|Srinivasan, R - UNIV. OF ILLINOIS|
|Belyea, R - UNIV. OF MISSOURI, COLUMB|
|Rausch, K - UNIV. OF ILLINOIS|
|Pruiett, L - UNIV. OF ILLINOIS|
|Tumbleson, M - UNIV. OF ILLINOIS|
|Singh, Vijay - UNIV. OF ILLINOIS|
Submitted to: Proceedings of the American Society of Agricultural and Biological Engineers International (ASABE)

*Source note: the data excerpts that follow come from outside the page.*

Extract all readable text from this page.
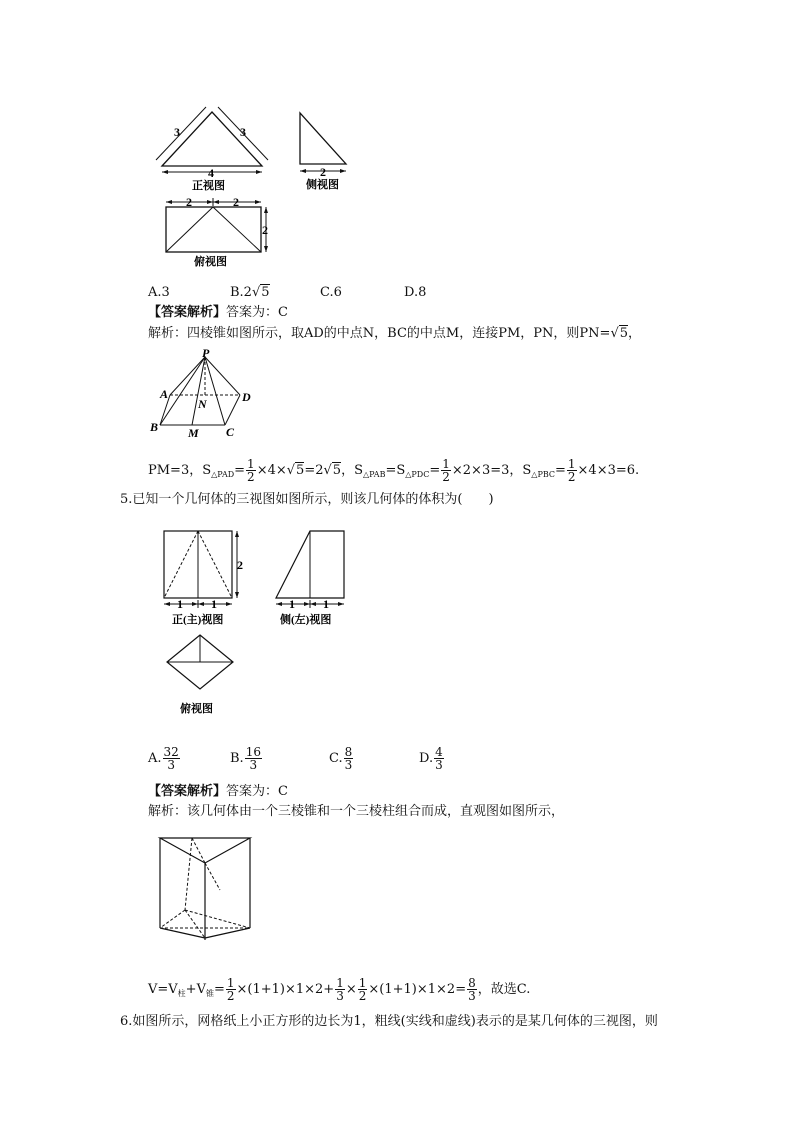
3	3
4
正视图
2
侧视图
2	2
2
俯视图
A.3	B.2√5	C.6	D.8
【答案解析】答案为：C
解析：四棱锥如图所示，取AD的中点N，BC的中点M，连接PM，PN，则PN=√5，
P
A	D
N
B M C
PM=3，$S_{\triangle PAD}= \frac{1}{2} \times 4\times√5=2√5$，$S_{\triangle PAB}=S_{\triangle PDC}= \frac{1}{2} \times 2\times 3=3$，$S_{\triangle PBC}= \frac{1}{2} \times 4\times 3=6$.
5.已知一个几何体的三视图如图所示，则该几何体的体积为(　　)
2
1 1
正(主)视图
1 1
侧(左)视图
俯视图
A. $\frac{32}{3}$	B. $\frac{16}{3}$	C. $\frac{8}{3}$	D. $\frac{4}{3}$
【答案解析】答案为：C
解析：该几何体由一个三棱锥和一个三棱柱组合而成，直观图如图所示，
$V=V_柱+V_锥= \frac{1}{2} \times(1+1)\times 1\times 2+ \frac{1}{3} \times \frac{1}{2} \times(1+1)\times 1\times 2= \frac{8}{3}$ ，故选C.
6.如图所示，网格纸上小正方形的边长为1，粗线(实线和虚线)表示的是某几何体的三视图，则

Publication Type: Peer Reviewed Journal
Publication Acceptance Date: September 10, 2007
Publication Date: January 2, 2008
Citation: Srinivasan, R., Yadav, M.P., Belyea, R.L., Rausch, K.D., Pruiett, L.E., Johnston, D., Tumbleson, M.E., Singh, V. 2008. Fiber separation from distillers dried grains with solubles using a larger elutriation apparatus and use of fiber as a feedstock for corn fiber gum production. Biological Engineering 1(1):p.39-49. Interpretive Summary: In dry grind corn processing, ethanol is produced from the starch portion of the kernel and the remaining material is dried to produce distillers dried grains with solubles (DDGS). This relatively low value material is the only coproduct (other than carbon dioxide) and has a limited number of uses. In order to generate new value added coproducts and improve the economics of ethanol production, a simple method was developed to separate the light fiber fraction of the DDGS away from the non-fiber material using air fractionation. The fiber fraction of this separation was tested successfully to see that it could be used to prepare a valuable product called corn fiber gum (CFG). This food grade gum is a complex carbohydrate that can be used to stabilize natural flavors in soft drinks or as an emulsifier in other food or industrial products. This finding will be useful to commercial manufacturers who are trying to develop a new commercial product based upon corn fiber gum. If successful, it will lead to new markets for DDGS, which will benefit U.S. corn processors and corn growers.
Technical Abstract: In an earlier study, the combination of sieving and elutriation (air flow) was found to be effective in separating fiber from distillers dried grains with solubles (DDGS); the elutriation column diameter used was 63 mm. Larger quantities of fractions were needed for carrying out studies on production of valuable products from the fractions. In this study, an elutriation apparatus with a larger elutriation column (155 mm ID) was developed to process DDGS at higher rates. Fiber separation from DDGS using the larger scale (155 mm) elutriation apparatus was evaluated and compared with results from the 63 mm column. Fiber was evaluated for corn fiber gum (CFG) production, which has uses as an emulsifier and thickener in foods. Processing of commercial DDGS material using the larger scale apparatus with higher operating input rate gave results similar to that obtained using smaller scale apparatus. Protein and fat contents were higher in the heavier fractions (material that settled in the bottom of the elutriation column); fiber content (neutral detergent fiber) in the lighter fractions (material carried to the top of the elutriation column) was higher than the initial material. The large elutriation apparatus did not change fiber separation characteristics. Total CFG yields from fiber varied from 35.8 to 44.2%. CFG yields were comparable to CFG yields from corn wet milling fiber. Fiber separated from DDGS has potential use as feedstock for CFG production.